Nonparametric Conditional Density Estimation in a High-Dimensional Regression Setting - Rafael Izbicki (UFSCar)

Abstract: In some applications (e.g., in cosmology and economics), the regression E[Z|x] is not adequate to represent the association between a predictor x and a response Z because of multi-modality and asymmetry of f(z|x); using the full density instead of a single-point estimate can then lead to less bias in subsequent analysis.  However, there are currently no effective ways of estimating f(z|x) when x represents high-dimensional, complex data.

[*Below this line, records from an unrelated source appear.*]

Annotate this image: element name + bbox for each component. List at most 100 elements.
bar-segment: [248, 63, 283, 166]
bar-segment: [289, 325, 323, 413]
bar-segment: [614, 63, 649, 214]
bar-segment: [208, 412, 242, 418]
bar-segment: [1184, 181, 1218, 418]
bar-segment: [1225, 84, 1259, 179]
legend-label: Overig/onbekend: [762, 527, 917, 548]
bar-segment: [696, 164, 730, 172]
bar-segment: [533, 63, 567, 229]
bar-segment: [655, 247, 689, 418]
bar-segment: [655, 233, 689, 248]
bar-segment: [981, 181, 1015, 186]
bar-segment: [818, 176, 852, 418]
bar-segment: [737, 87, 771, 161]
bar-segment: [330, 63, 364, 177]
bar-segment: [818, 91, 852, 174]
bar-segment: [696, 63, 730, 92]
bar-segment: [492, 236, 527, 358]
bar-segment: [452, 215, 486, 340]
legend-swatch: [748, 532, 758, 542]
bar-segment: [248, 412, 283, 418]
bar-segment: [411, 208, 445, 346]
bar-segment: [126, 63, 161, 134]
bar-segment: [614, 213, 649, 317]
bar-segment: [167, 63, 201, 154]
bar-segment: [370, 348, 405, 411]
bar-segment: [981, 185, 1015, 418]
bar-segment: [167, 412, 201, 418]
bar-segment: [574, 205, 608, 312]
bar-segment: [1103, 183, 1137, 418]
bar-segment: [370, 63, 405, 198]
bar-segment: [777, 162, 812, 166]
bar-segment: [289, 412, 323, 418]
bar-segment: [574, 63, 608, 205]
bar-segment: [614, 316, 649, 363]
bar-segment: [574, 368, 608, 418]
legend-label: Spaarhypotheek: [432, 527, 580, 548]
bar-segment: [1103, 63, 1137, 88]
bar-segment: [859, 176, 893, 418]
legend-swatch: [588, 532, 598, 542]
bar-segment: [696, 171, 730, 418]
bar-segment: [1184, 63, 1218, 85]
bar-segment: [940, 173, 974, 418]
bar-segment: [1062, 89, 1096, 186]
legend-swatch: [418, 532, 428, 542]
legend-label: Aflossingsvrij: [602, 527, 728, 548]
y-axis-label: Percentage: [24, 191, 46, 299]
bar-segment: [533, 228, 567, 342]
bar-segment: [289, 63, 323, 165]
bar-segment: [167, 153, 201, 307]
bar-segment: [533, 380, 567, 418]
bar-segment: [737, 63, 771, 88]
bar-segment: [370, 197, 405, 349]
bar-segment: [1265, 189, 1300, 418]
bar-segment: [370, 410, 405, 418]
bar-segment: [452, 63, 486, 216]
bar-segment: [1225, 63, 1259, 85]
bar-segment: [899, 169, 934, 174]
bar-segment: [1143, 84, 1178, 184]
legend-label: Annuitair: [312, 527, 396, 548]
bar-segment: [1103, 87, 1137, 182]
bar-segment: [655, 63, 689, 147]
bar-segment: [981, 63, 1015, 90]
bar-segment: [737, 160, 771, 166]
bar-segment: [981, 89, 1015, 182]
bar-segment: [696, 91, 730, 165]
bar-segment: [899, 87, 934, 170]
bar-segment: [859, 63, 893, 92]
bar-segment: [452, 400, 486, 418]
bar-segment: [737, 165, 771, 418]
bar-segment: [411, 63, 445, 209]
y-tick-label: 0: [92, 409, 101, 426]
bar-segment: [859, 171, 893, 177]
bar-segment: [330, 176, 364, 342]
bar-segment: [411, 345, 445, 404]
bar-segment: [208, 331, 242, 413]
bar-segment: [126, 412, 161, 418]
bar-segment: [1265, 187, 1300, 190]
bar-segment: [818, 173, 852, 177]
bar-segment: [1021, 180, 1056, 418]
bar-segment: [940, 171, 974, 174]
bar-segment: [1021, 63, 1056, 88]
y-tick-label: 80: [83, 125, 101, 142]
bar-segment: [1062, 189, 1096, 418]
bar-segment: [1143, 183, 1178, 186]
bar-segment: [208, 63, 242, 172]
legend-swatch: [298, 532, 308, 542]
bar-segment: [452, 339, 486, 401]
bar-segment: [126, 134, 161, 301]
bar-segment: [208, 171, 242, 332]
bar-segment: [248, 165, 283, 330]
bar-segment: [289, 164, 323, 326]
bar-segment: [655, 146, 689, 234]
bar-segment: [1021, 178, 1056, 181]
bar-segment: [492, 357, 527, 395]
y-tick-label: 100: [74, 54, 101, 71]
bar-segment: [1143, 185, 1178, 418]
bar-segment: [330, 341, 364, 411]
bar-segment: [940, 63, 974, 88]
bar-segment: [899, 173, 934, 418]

In this work, we propose a new nonparametric estimator of f(z|x) that adapts to sparse (low-dimensional) structure in x.  The method is based on a direct expansion of f(z|x) in the eigen functions of a kernel-based operator. These basis functions are orthogonal with respect to the underlying data distribution, allowing fast implementation and tuning of parameters. We derive rates of convergence and show that the method adapts to the intrinsic dimension of the data. We demonstrate the effectiveness of the series method on images, spectra, and an application to photometric redshift estimation of galaxies.

 

A general multivariate competing risks mixed model: Rafael Pimentel Maia (ESALQ-USP)

Abstract: It is presented a class of multivariate mixed survival models for discrete and continuous time variables with a complex covariance structure in a context of quantitative genetic applications. The discrete time models used are multivariate variants of the discrete relative risk models, and the continuous time models are multivariate variants of the piecewise constant hazard models. These class of methods allow for regular parametric likelihood-based inference by exploring a coincidence of their likelihood functions and the likelihood functions of multivariate binomial mixed models for the discrete time, and the likelihood functions of a multivariate log-Poisson model for the continuous time (see Maia et al 2014a). The models include a dispersion parameter, which is essential for obtaining a decomposition of the variance of the trait of interest as a sum of parcels representing the additive genetic effects, environmental effects and unspecified sources of variability; as required in quantitative genetic applications. The methods introduced can be used in many applications in quantitative genetics although the discussion presented concentrates on longevity studies with competing risks. The problem of competing risks arises when the individuals in study may die from one of two or more possible causes. The methods are exemplified with a longevity study of Danish dairy sows. In this study the longevity is measured by two distinct variables: the number of days from the first parity to the culling day, and the number of survived parities (see also Maia et al 2014b). Additionally two general causes of calling are observed, death and slaughtering. The goal of this study was to characterize possible genetic aspects related to the longevity related to each specific cause of culling and their relations.